Whoops, wrong site ;o)
In all seriousness, are they still here?
SCO Group boss Jeff Hunsaker has done away with corporate speak in his latest seasonal note to partners and customers and replaced it with a terse, blunt message that reads: "Blah. Blah. Blah." Sadly the CEO and president of the bloodied and bruised software company was not immediately available for comment, but we think this …
i.e. they could only afford to pay their lawyers to approve one word - 'blah'!!!
Or alternatively it could be a Ballmer-inspired message.... "I have 3 words for you ... Blah, Blah, Blah!"
Mine's the one with the walkman in the pocket playing the remix of "developers developers developers developers...."
"...but this looks like a CRM SNAFU. (says the CRM guy...)"
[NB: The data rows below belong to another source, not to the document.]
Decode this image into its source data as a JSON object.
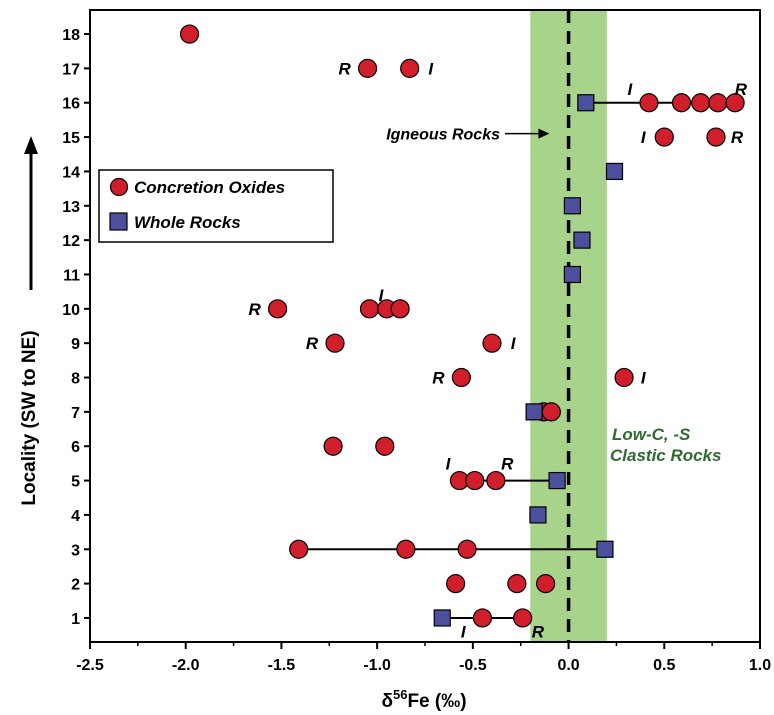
{
  "chart_data": {
    "type": "scatter",
    "xlabel_delta": "δ",
    "xlabel_sup": "56",
    "xlabel_rest": "Fe  (‰)",
    "ylabel": "Locality (SW to NE)",
    "xlim": [
      -2.5,
      1.0
    ],
    "ylim": [
      0.3,
      18.7
    ],
    "x_ticks": [
      -2.5,
      -2.0,
      -1.5,
      -1.0,
      -0.5,
      0.0,
      0.5,
      1.0
    ],
    "x_tick_labels": [
      "-2.5",
      "-2.0",
      "-1.5",
      "-1.0",
      "-0.5",
      "0.0",
      "0.5",
      "1.0"
    ],
    "y_ticks": [
      1,
      2,
      3,
      4,
      5,
      6,
      7,
      8,
      9,
      10,
      11,
      12,
      13,
      14,
      15,
      16,
      17,
      18
    ],
    "y_tick_labels": [
      "1",
      "2",
      "3",
      "4",
      "5",
      "6",
      "7",
      "8",
      "9",
      "10",
      "11",
      "12",
      "13",
      "14",
      "15",
      "16",
      "17",
      "18"
    ],
    "band": {
      "x_range": [
        -0.2,
        0.2
      ],
      "color": "#a8d38a"
    },
    "reference_line_x": 0.0,
    "series": [
      {
        "name": "Concretion Oxides",
        "marker": "circle",
        "color": "#d01f2b",
        "points": [
          [
            -1.98,
            18
          ],
          [
            -1.05,
            17
          ],
          [
            -0.83,
            17
          ],
          [
            0.42,
            16
          ],
          [
            0.59,
            16
          ],
          [
            0.69,
            16
          ],
          [
            0.78,
            16
          ],
          [
            0.87,
            16
          ],
          [
            0.5,
            15
          ],
          [
            0.77,
            15
          ],
          [
            -1.52,
            10
          ],
          [
            -1.04,
            10
          ],
          [
            -0.95,
            10
          ],
          [
            -0.88,
            10
          ],
          [
            -1.22,
            9
          ],
          [
            -0.4,
            9
          ],
          [
            -0.56,
            8
          ],
          [
            0.29,
            8
          ],
          [
            -0.13,
            7
          ],
          [
            -0.09,
            7
          ],
          [
            -1.23,
            6
          ],
          [
            -0.96,
            6
          ],
          [
            -0.57,
            5
          ],
          [
            -0.49,
            5
          ],
          [
            -0.38,
            5
          ],
          [
            -1.41,
            3
          ],
          [
            -0.85,
            3
          ],
          [
            -0.53,
            3
          ],
          [
            -0.59,
            2
          ],
          [
            -0.27,
            2
          ],
          [
            -0.12,
            2
          ],
          [
            -0.45,
            1
          ],
          [
            -0.24,
            1
          ]
        ]
      },
      {
        "name": "Whole Rocks",
        "marker": "square",
        "color": "#4b4f9c",
        "points": [
          [
            0.09,
            16
          ],
          [
            0.24,
            14
          ],
          [
            0.02,
            13
          ],
          [
            0.07,
            12
          ],
          [
            0.02,
            11
          ],
          [
            -0.18,
            7
          ],
          [
            -0.06,
            5
          ],
          [
            -0.16,
            4
          ],
          [
            0.19,
            3
          ],
          [
            -0.66,
            1
          ]
        ]
      }
    ],
    "connector_lines": [
      {
        "y": 16,
        "x_from": 0.09,
        "x_to": 0.87
      },
      {
        "y": 5,
        "x_from": -0.57,
        "x_to": -0.06
      },
      {
        "y": 3,
        "x_from": -1.41,
        "x_to": 0.19
      },
      {
        "y": 1,
        "x_from": -0.66,
        "x_to": -0.24
      }
    ],
    "point_letters": [
      {
        "text": "R",
        "x": -1.17,
        "y": 17
      },
      {
        "text": "I",
        "x": -0.72,
        "y": 17
      },
      {
        "text": "I",
        "x": 0.32,
        "y": 16.4
      },
      {
        "text": "R",
        "x": 0.9,
        "y": 16.4
      },
      {
        "text": "I",
        "x": 0.39,
        "y": 15
      },
      {
        "text": "R",
        "x": 0.88,
        "y": 15
      },
      {
        "text": "I",
        "x": -0.98,
        "y": 10.4
      },
      {
        "text": "R",
        "x": -1.64,
        "y": 10
      },
      {
        "text": "R",
        "x": -1.34,
        "y": 9
      },
      {
        "text": "I",
        "x": -0.29,
        "y": 9
      },
      {
        "text": "R",
        "x": -0.68,
        "y": 8
      },
      {
        "text": "I",
        "x": 0.39,
        "y": 8
      },
      {
        "text": "I",
        "x": -0.63,
        "y": 5.5
      },
      {
        "text": "R",
        "x": -0.32,
        "y": 5.5
      },
      {
        "text": "I",
        "x": -0.55,
        "y": 0.6
      },
      {
        "text": "R",
        "x": -0.16,
        "y": 0.6
      }
    ],
    "annotations": {
      "igneous": {
        "text": "Igneous Rocks",
        "arrow_to_x": -0.1,
        "y": 15.1
      },
      "clastic_line1": "Low-C, -S",
      "clastic_line2": "Clastic Rocks"
    },
    "legend": {
      "placement": "top-left",
      "entries": [
        "Concretion Oxides",
        "Whole Rocks"
      ]
    }
  }
}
I agree - the site contains a lot of empty articles and the kind of general rubbish you might see in a mock-up. Oh dear
@Peter Simpson
"Maybe they had to lay off their corporate communications guy?...."
Certainly looks like it.
I thought TSCOG had sued enough of them to make the others flee in terror.The BIG legal battle was with IBM (ex-partner (monterey) and customer). That got delayed for the argument with Novell (partner: TSCOG collects license fees on Unix for Novell and is supposed to hand the money on to Novell). The bankruptcy stopped the lack of progress in TSCOG vs Daimler-Chrysler (ex-customer) and TSCOG vs Autozone (ex-customer). TSCOG vs SUSE would be in arbitration if both sides had not agreed to wait until after the bankruptcy. Redhat vs TSCOG was waiting for the result of TSCOG vs Novell, but that will have to wait until after the bankruptcy too.
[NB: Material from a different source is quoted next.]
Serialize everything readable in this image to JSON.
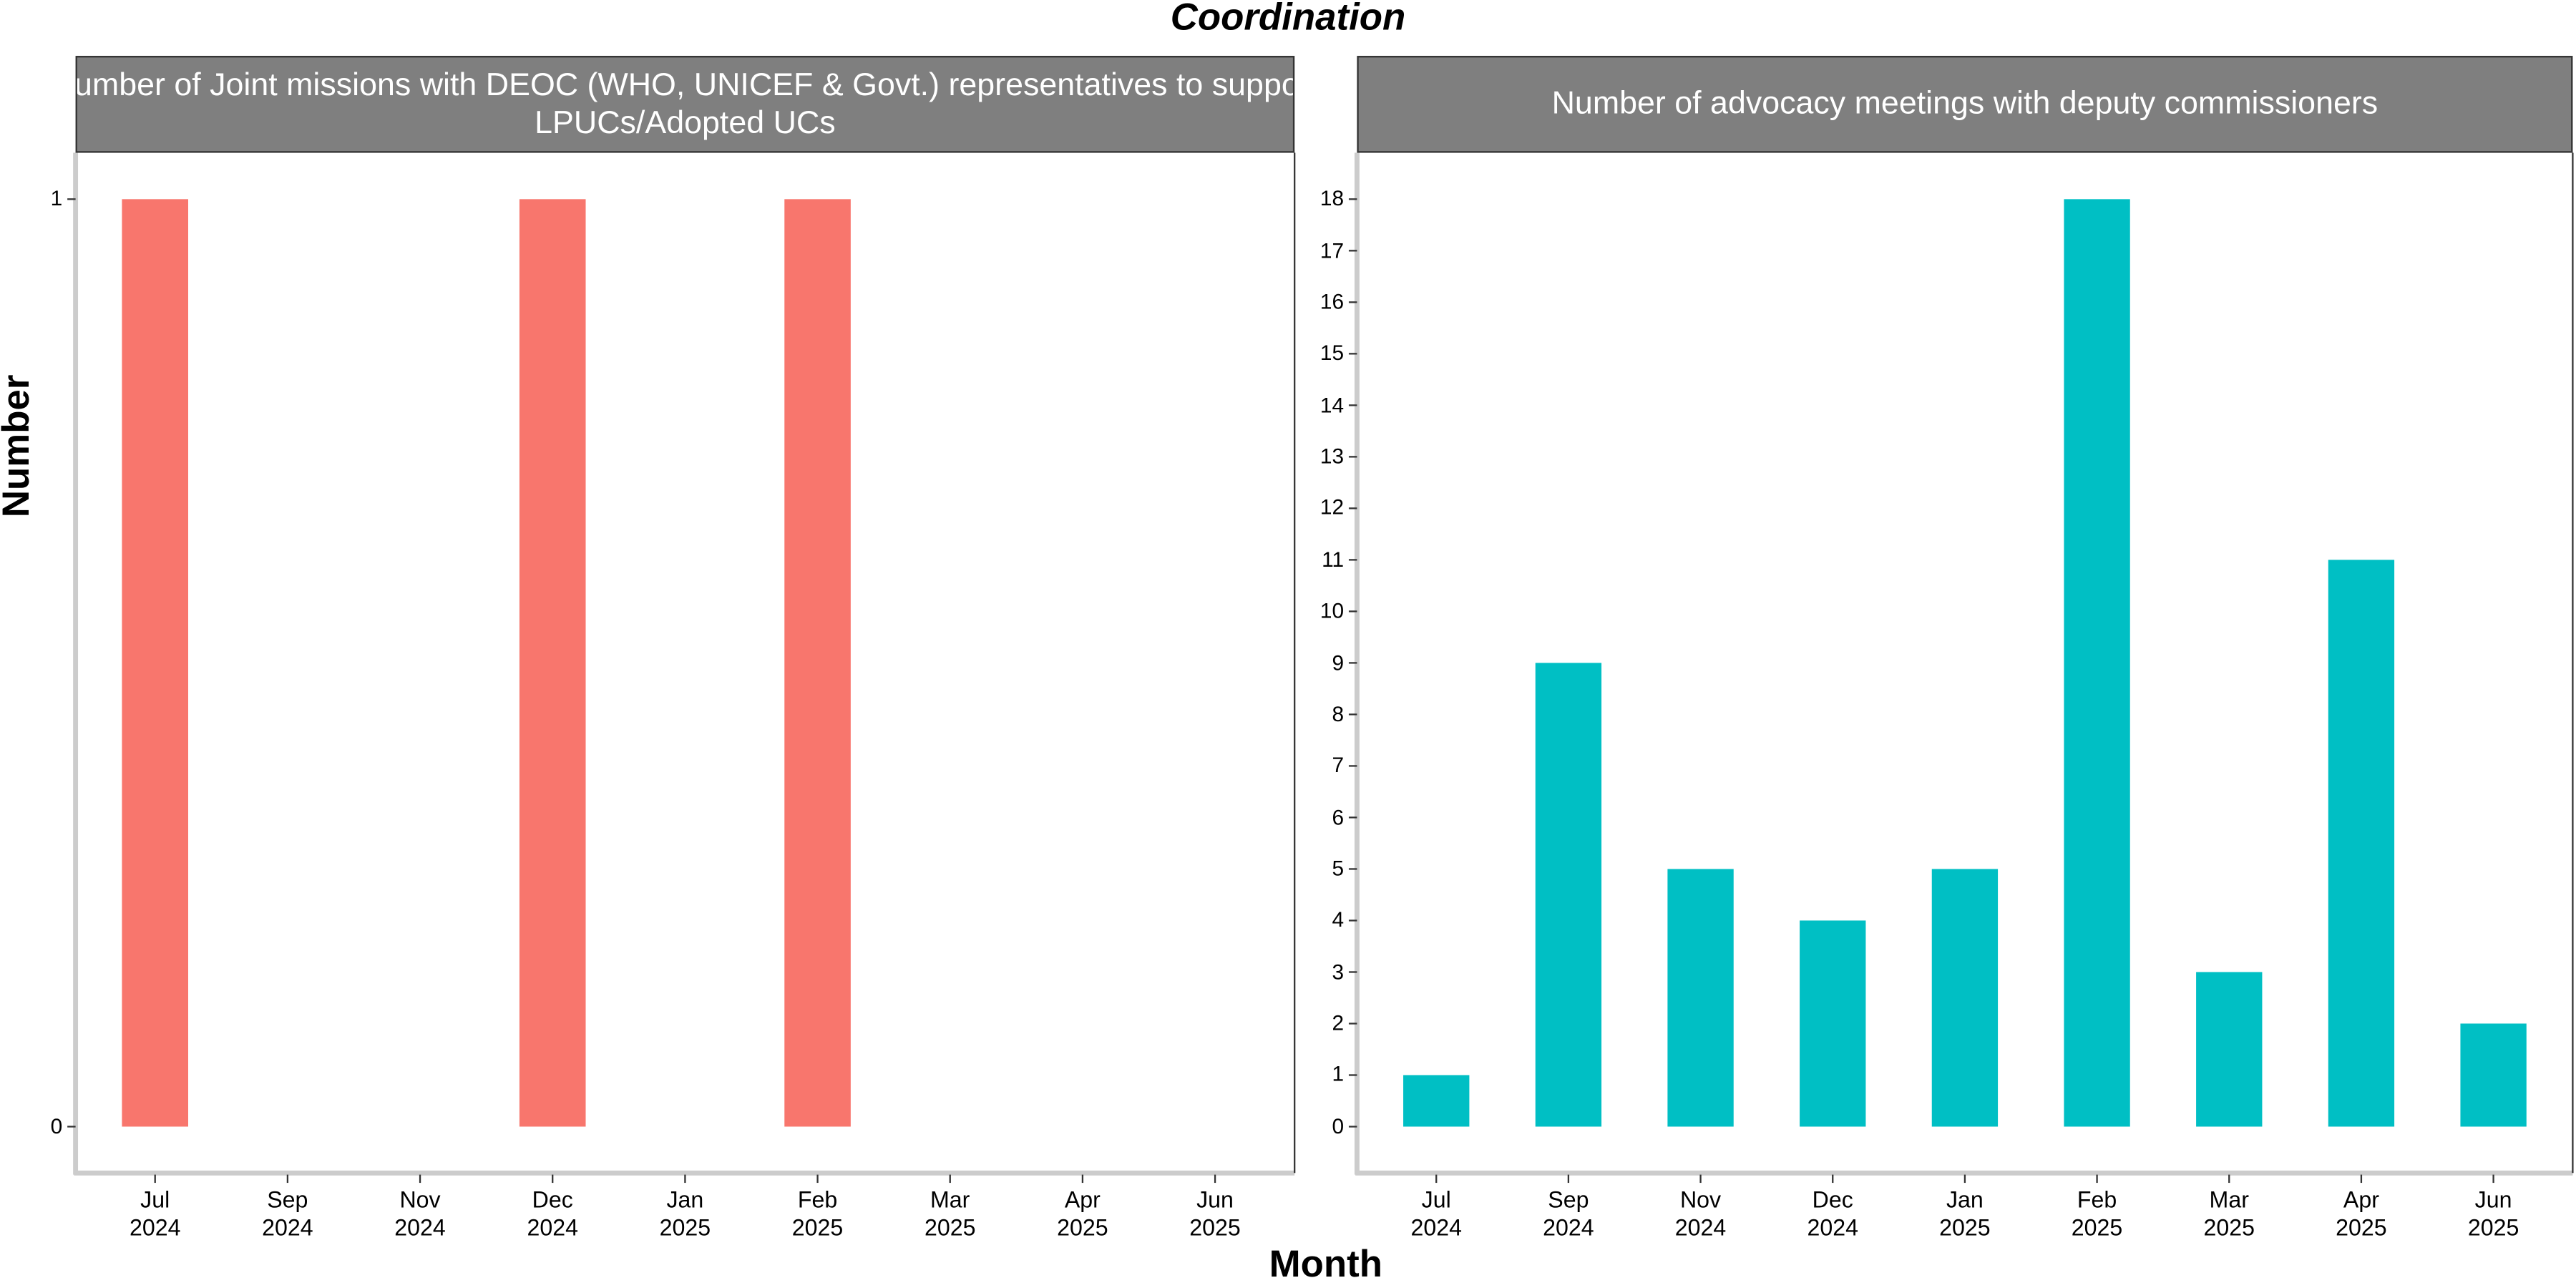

TSCOG has sent nastygrams to many fortune 1000 companies. There cannot be many people outside the third world that TSCOG has not sued or threatened to sue. They have claimed that all linux users owe them money. That almost certainly means you as at least one out of your satnav, router or PVR is a linux box.
If anyone is thinking about being a TSCOG partner or customer remember their chief activity is litigation and judging by their track record, they are not very good at it. (TSCOG changed its name. It used to be Caldera - a Linux distributor!)
Interesting comment that they are looking for a buyer to take their UNIX whilst they focus on the IP lawsuits. I have to ask, since lawyers cost money. Where the f*** is the money coming from? No one is buying SCO UNIX now (leaving aside its technical merits, procurement folks will be nervous about sending orders to a company whose finances are so precarious, and Linux is well understood to be a suitable enterprise alternative even by people who only read Forbes) and the mobile server business is barely off the ground and surely can't be pumping wads of cash into SCO's coffers.
I feel really sad for SCO's engineers and the other folk who had nothing to do with this lawsuit. SCO UNIX was, and is, really quite good, and the management pissed it all away chasing rainbows. Yet another casualty of hubris. I'll file it with DEC and SGI.